The point is not performance. Whenever you set a __gettable metamethod
to a table, you cannot access that table except through a "rawget" call.
In other words, you already need some special way to access the table.
That is not much different than the use of a proxy. More important, it
is quite easy to encapsulate the proxy "pattern" inside a function, so
that anyone that needs to track table accesses just call that function
(see PIL, page 117).

Needless to say who he's answering to I suppose.  Anyway I don't have anything 
against proxy tables.  They're a relatively clean workaround I suppose but 
they could be avoided which would be even better.  Also attaching a pointer 
to a table for storing C data would make C<->Lua interfacing simpler and 
better for reasons I have explained (hopefully) in the initial post.  That's 
all I'm saying.

Of course it works as is and I can understand it if people think more 
pragmatically and don't want to sacrifice backwards compatibility for it but 
I also think it's worth it (although I'll have to rewrite everything too).
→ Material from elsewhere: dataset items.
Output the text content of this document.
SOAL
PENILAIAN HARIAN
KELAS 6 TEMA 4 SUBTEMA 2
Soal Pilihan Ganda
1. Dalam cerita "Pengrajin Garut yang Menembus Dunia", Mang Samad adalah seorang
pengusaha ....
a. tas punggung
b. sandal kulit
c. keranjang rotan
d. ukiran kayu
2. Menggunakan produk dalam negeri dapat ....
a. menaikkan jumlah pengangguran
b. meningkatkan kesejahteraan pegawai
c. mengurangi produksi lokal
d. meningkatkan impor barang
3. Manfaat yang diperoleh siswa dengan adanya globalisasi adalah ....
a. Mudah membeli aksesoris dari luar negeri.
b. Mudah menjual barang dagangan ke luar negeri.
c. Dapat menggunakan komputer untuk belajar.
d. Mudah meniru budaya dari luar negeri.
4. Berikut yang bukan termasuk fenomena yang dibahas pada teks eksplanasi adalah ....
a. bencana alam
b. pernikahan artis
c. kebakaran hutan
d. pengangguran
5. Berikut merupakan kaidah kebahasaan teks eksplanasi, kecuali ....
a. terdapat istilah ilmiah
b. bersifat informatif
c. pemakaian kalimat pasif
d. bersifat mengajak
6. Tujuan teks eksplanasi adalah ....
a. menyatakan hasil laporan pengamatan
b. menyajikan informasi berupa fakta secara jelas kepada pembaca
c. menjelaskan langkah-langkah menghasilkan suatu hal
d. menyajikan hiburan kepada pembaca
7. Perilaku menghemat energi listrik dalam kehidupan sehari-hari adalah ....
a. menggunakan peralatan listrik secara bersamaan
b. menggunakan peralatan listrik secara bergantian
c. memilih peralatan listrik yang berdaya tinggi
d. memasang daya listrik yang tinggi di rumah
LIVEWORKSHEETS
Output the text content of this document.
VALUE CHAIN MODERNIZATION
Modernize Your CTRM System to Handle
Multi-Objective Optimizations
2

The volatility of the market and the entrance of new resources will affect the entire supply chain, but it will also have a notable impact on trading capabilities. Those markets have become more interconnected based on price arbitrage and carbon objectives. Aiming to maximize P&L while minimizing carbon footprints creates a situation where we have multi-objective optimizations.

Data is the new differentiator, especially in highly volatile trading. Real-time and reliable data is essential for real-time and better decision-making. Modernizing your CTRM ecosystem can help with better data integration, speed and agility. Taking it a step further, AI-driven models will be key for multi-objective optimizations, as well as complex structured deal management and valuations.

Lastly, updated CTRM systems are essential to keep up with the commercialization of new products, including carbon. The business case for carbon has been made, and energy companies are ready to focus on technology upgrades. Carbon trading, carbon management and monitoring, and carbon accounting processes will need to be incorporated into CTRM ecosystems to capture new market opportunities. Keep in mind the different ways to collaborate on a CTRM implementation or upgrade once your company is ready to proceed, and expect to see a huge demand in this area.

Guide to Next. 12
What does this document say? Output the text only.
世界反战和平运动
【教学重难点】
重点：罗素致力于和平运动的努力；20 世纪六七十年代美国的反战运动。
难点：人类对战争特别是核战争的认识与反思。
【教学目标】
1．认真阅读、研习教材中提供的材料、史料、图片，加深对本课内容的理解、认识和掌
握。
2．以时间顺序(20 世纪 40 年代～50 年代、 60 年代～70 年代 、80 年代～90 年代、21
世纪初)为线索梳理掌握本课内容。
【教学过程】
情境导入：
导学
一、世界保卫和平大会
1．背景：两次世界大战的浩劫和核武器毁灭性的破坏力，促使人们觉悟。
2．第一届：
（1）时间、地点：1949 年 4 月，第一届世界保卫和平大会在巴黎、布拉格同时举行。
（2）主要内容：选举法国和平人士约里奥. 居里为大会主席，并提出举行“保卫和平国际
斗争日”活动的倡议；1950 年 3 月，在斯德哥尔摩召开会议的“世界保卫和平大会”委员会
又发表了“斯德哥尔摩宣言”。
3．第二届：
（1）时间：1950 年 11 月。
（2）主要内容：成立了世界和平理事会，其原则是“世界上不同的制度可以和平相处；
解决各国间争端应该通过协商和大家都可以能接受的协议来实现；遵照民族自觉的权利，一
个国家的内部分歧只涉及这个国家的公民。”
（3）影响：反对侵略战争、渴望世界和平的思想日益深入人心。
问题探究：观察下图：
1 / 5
> However, I think this is a strong argument for increasing the ease of
> using proxy tables, since they are a prominent idiom in Lua 5.  I've been
> thinking about adding the following:
> 1) A table internals swap (or identity swap if you like) function to
> efficiently proxy a table without losing identity.
> 2) Having a per-table proxy-mode flag to force __index and __newindex use
> regardless of existing keys.  This is a kind of self-proxy or auto-proxy
> behavior.  It would be much cheaper than always checking metatables, and
> it doesn't require an extra table like the typical proxy idiom does.

I can't say I understood the first proposal but the second would work too I 
suppose.  I just don't see why we should keep a mechanism which implements a 
general feature (table/object 'overridability') not in the most 
straightforward and generic way but in a way more suited towards a specific 

It's not terribly important for me either, from a practical point of view.  I 
just like Lua and I want to see it get even better.